Saturday, August 17, 2013

Wrecked World

A speech by Noam Chomsky takes a long look at "really existing capitalist democracy" (RECD). It's a system that pays lip service to genuine democracy but in fact the vast majority have no influence on policy. This shows up in polls where public opinion diverges from policies that benefit the elite.

Chomsky sees grim prospects for the future under RECD.  He highlights the environment and the possibility of nuclear war.  There's a skewed rationality that seeks to exploit every last source of fossil fuel.  He happens to mention Ecuador as a place that sought to stop that exploitation, but which now seems to have changed course.

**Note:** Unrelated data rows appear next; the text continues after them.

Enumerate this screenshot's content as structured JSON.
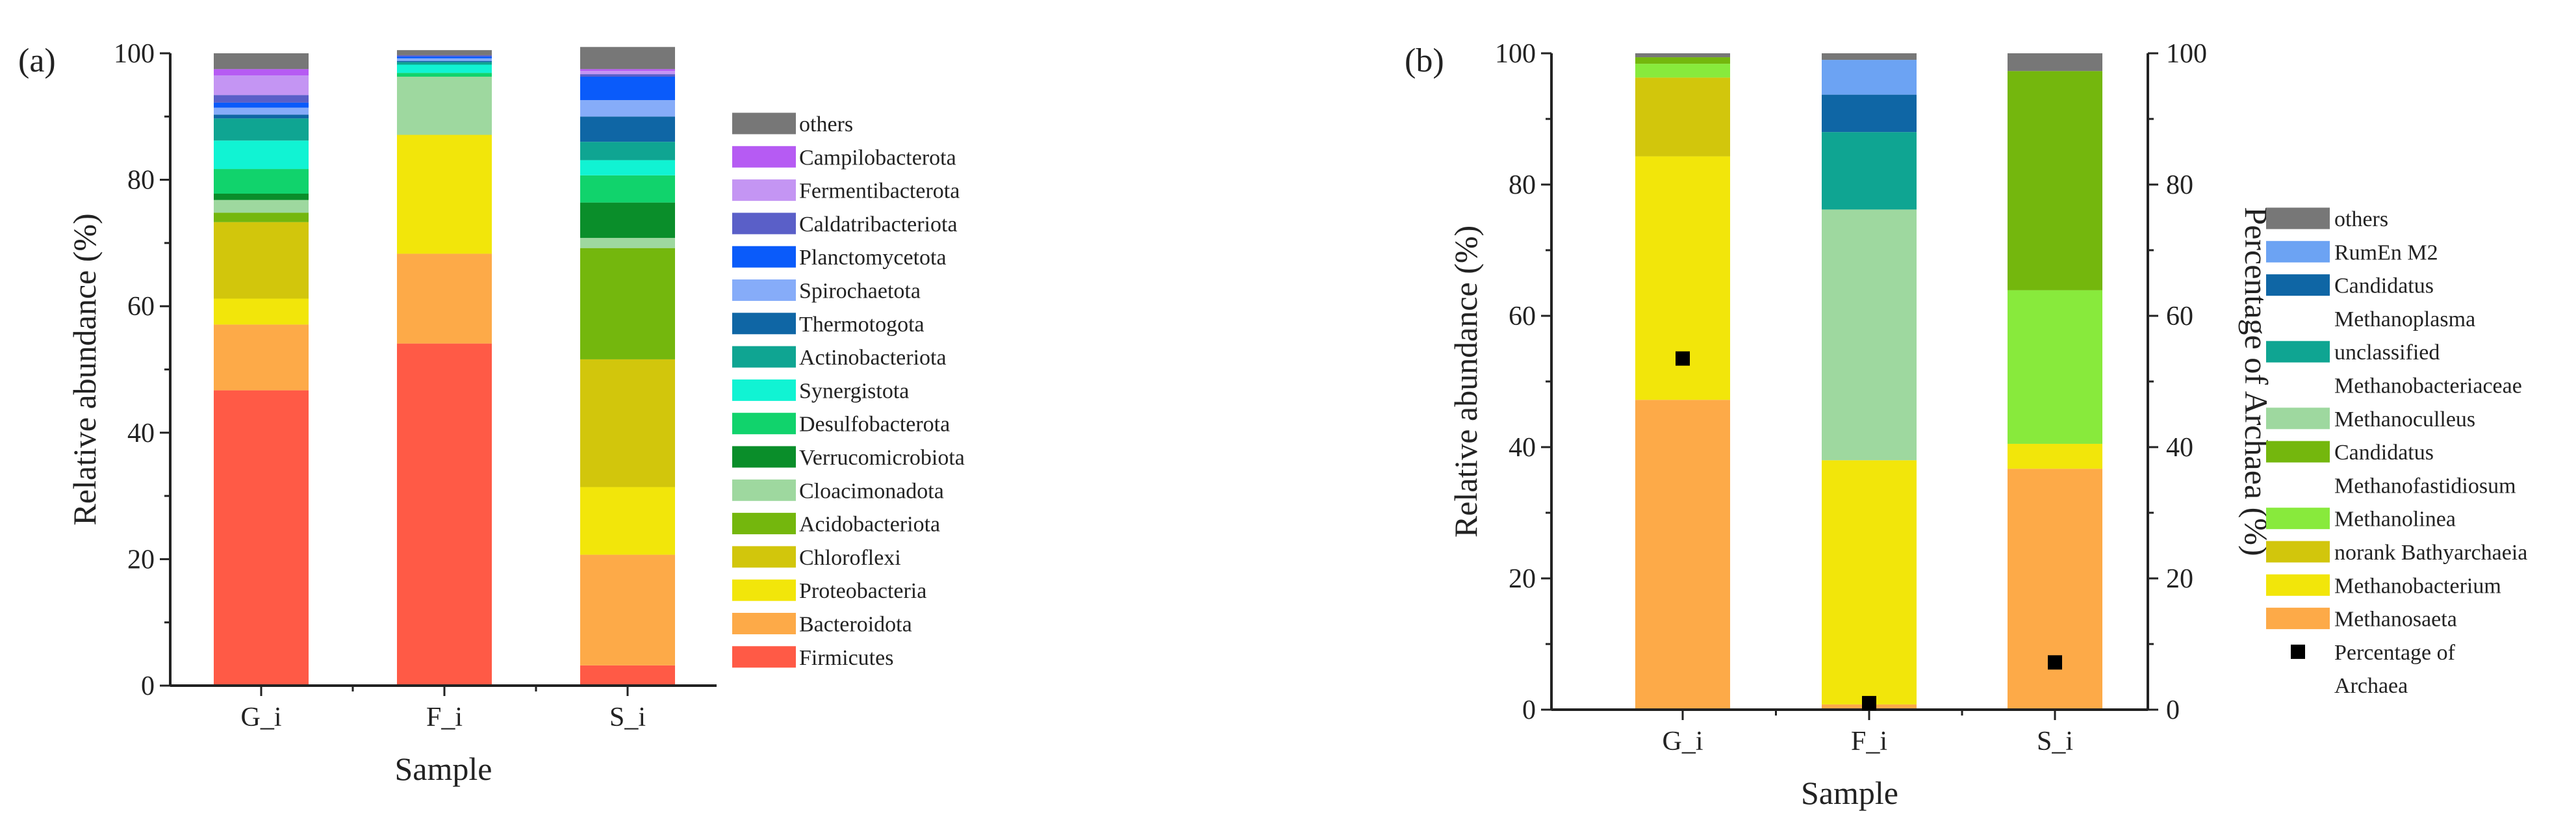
{
  "chart_data": [
    {
      "panel": "(a)",
      "type": "bar",
      "stacked": true,
      "xlabel": "Sample",
      "ylabel": "Relative abundance (%)",
      "ylim": [
        0,
        100
      ],
      "yticks": [
        0,
        20,
        40,
        60,
        80,
        100
      ],
      "categories": [
        "G_i",
        "F_i",
        "S_i"
      ],
      "legend_position": "right",
      "series": [
        {
          "name": "Firmicutes",
          "color": "#FF5A46",
          "values": [
            46.7,
            54.1,
            3.2
          ]
        },
        {
          "name": "Bacteroidota",
          "color": "#FDAA48",
          "values": [
            10.4,
            14.2,
            17.5
          ]
        },
        {
          "name": "Proteobacteria",
          "color": "#F2E60A",
          "values": [
            4.1,
            18.8,
            10.7
          ]
        },
        {
          "name": "Chloroflexi",
          "color": "#D2C60C",
          "values": [
            12.1,
            0.0,
            20.2
          ]
        },
        {
          "name": "Acidobacteriota",
          "color": "#74B70D",
          "values": [
            1.5,
            0.0,
            17.6
          ]
        },
        {
          "name": "Cloacimonadota",
          "color": "#9ED89F",
          "values": [
            2.0,
            9.2,
            1.6
          ]
        },
        {
          "name": "Verrucomicrobiota",
          "color": "#0A8E2A",
          "values": [
            1.0,
            0.0,
            5.6
          ]
        },
        {
          "name": "Desulfobacterota",
          "color": "#11D36C",
          "values": [
            3.9,
            0.6,
            4.3
          ]
        },
        {
          "name": "Synergistota",
          "color": "#11F3D3",
          "values": [
            4.5,
            1.3,
            2.4
          ]
        },
        {
          "name": "Actinobacteriota",
          "color": "#0FA592",
          "values": [
            3.5,
            0.4,
            2.9
          ]
        },
        {
          "name": "Thermotogota",
          "color": "#0F66A5",
          "values": [
            0.6,
            0.2,
            4.0
          ]
        },
        {
          "name": "Spirochaetota",
          "color": "#86ACF9",
          "values": [
            1.1,
            0.4,
            2.6
          ]
        },
        {
          "name": "Planctomycetota",
          "color": "#0A5BFA",
          "values": [
            0.8,
            0.3,
            3.7
          ]
        },
        {
          "name": "Caldatribacteriota",
          "color": "#5A5FC8",
          "values": [
            1.2,
            0.2,
            0.4
          ]
        },
        {
          "name": "Fermentibacterota",
          "color": "#C495F3",
          "values": [
            3.1,
            0.0,
            0.5
          ]
        },
        {
          "name": "Campilobacterota",
          "color": "#B65BF3",
          "values": [
            1.0,
            0.0,
            0.3
          ]
        },
        {
          "name": "others",
          "color": "#777777",
          "values": [
            2.5,
            0.8,
            3.5
          ]
        }
      ]
    },
    {
      "panel": "(b)",
      "type": "bar",
      "stacked": true,
      "xlabel": "Sample",
      "ylabel": "Relative abundance (%)",
      "y2label": "Percentage of Archaea (%)",
      "ylim": [
        0,
        100
      ],
      "y2lim": [
        0,
        100
      ],
      "yticks": [
        0,
        20,
        40,
        60,
        80,
        100
      ],
      "categories": [
        "G_i",
        "F_i",
        "S_i"
      ],
      "legend_position": "right",
      "series": [
        {
          "name": "Methanosaeta",
          "color": "#FDAA48",
          "values": [
            47.2,
            0.8,
            36.7
          ]
        },
        {
          "name": "Methanobacterium",
          "color": "#F2E60A",
          "values": [
            37.1,
            37.2,
            3.8
          ]
        },
        {
          "name": "norank Bathyarchaeia",
          "color": "#D2C60C",
          "values": [
            12.0,
            0.0,
            0.0
          ]
        },
        {
          "name": "Methanolinea",
          "color": "#88EA3C",
          "values": [
            2.1,
            0.0,
            23.4
          ]
        },
        {
          "name": "Candidatus Methanofastidiosum",
          "color": "#74B70D",
          "values": [
            1.0,
            0.0,
            33.4
          ]
        },
        {
          "name": "Methanoculleus",
          "color": "#9ED89F",
          "values": [
            0.0,
            38.2,
            0.0
          ]
        },
        {
          "name": "unclassified Methanobacteriaceae",
          "color": "#0FA592",
          "values": [
            0.0,
            11.8,
            0.0
          ]
        },
        {
          "name": "Candidatus Methanoplasma",
          "color": "#0F66A5",
          "values": [
            0.0,
            5.7,
            0.0
          ]
        },
        {
          "name": "RumEn M2",
          "color": "#6CA3F3",
          "values": [
            0.0,
            5.3,
            0.0
          ]
        },
        {
          "name": "others",
          "color": "#777777",
          "values": [
            0.6,
            1.0,
            2.7
          ]
        }
      ],
      "scatter": {
        "name": "Percentage of Archaea",
        "color": "#000000",
        "marker": "square",
        "axis": "right",
        "values": [
          53.5,
          1.0,
          7.2
        ]
      }
    }
  ]
}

Chomsky also makes clear the role of the press in keeping us in the dark.  For example, Iran's nuclear program is constantly touted as a threat, but there's no mention of a cancelled international conference that would have addressed efforts to create a nuclear-weapons-free zone in the Middle East.  The conference was cancelled by the Obama Administration after Iran agreed to attend.

And yet, Chomsky ends optimistically:
The general picture is pretty grim, I think. But there are shafts of light. As always through history, there are two trajectories. One leads towards oppression and destruction. The other leads towards freedom and justice. And as always - to adapt Martin Luther King's famous phrase - there are ways to bend the arc of the moral universe towards justice and freedom - and by now even towards survival.